Em Minas, a investigação começou bem antes. Mas nunca foi para a frente. Quem garante
é o delegado de Minas que concluiu o inquérito, quando trocou o governo do Estado, em
janeiro, e a antiga cúpula da Polícia Civil foi afastada.
A razão do inquérito ter sido abafado nos anos do governo de Aécio/Anastasia é que,
segundo o delegado que herdou a investigação, havia influência da irmã de um dos donos
da empresa, Renata Vilhena, a secretária de Planejamento de Aécio Neves que tocou o
famoso choque de gestão.
E o que isso tem a ver com Furnas?

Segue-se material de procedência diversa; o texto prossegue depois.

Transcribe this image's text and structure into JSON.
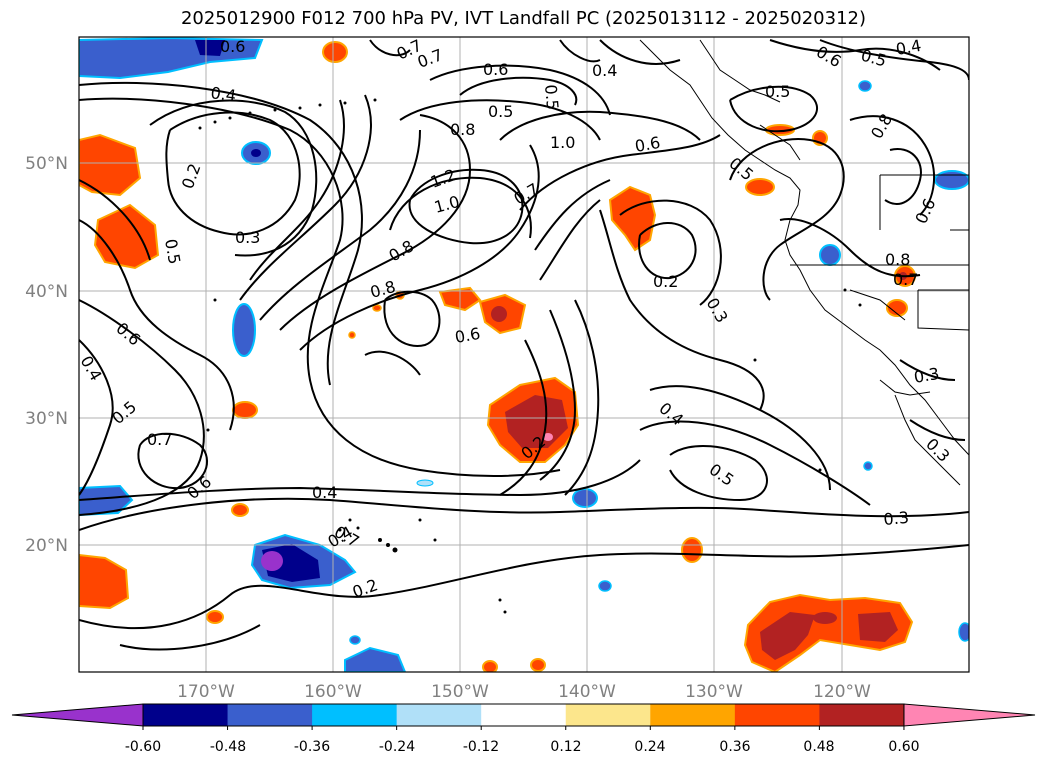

O delegado acusado pelo colega de negligenciar a
investigação da empresa de transporte de valores é o mesmo que concluiu pela
“falsidade” da Lista de Furnas e participou do inquérito que levou à prisão do dono do
site Novo Jornal, do lobista e delator Newton Monteiro e que também justificou a
busca e apreensão na casa do jornalista Geraldo Elísio e do advogado Dino Miraglia.
Uma polícia sem apetite para investigar fatos sensíveis ao grupo político de Aécio é o
que explica, em parte, as razões da Lista de Furnas ter se transformado num tema
quase proibido. Você não viu nada disso em nenhum veículo da chamada grande
imprensa. Mas vai ler aqui, em detalhes.